There is evidence to suggest that despite the immense disaster that
wiped out Atlantis, there were many survivors. Groups of people who settled along the entire western Atlantic seaboard.
Survivors.
By all accounts the Atlantis disaster must have occurred with deadly rapidity. In these circumstances the island would quickly have become enveloped in huge clouds of toxic
gases. Survival time would amount to less than several minutes. Yet here again we have the enigma of finds that indicate that a sizeable number of people were able to reach surrounding continents - both
in Europe and Africa, where their presence is quite obviously recorded.
Imprint of culture.
This mass exodus of survivors extends along the whole of the western European coastline - the imprint of a culture that from Senegal in Africa to the frozen tundras of
Scandinavia is remarkably consistent. We see it in their standing stones and circles and their love of megalithic tombs together with an indelibible record of art depicting flotillas of overlaiden boats
fleeing some terrible catastrophe.
Incredible transformation.
The pure and simple truth is that almost overnight the shores of this area are transformed by the arrival of a remarkably skilled people that appear to arrive out of
nowhere.
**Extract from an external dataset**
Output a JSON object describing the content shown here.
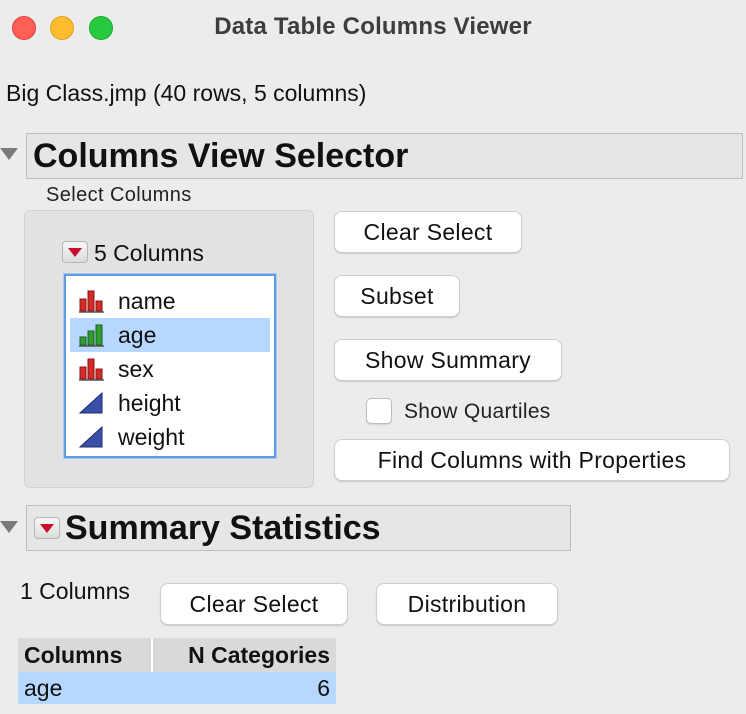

Significantly there is no record of social evolution that would explain such skills, and we are left looking at a mystery with no obvious solution. None that is, unless we explain things in
terms of a vast exodus from an Atlantic island that no longer exists.
Flowering of civilsation.
An early assumption was that the first flowerings of civilisation arose in Mesopotamia. However there is a sizeable wealth of evidence that suggest another scenario. It is
the eastward spread of culture from the Atlantic shoreline - exactly what might be expected if a large body of displaced individuals from a once great civilsation were on the move. Moreover this eastward
migration is well documented and forms an enigmatic source point for an alternative to Mesopotamia as the cradle of civlisation.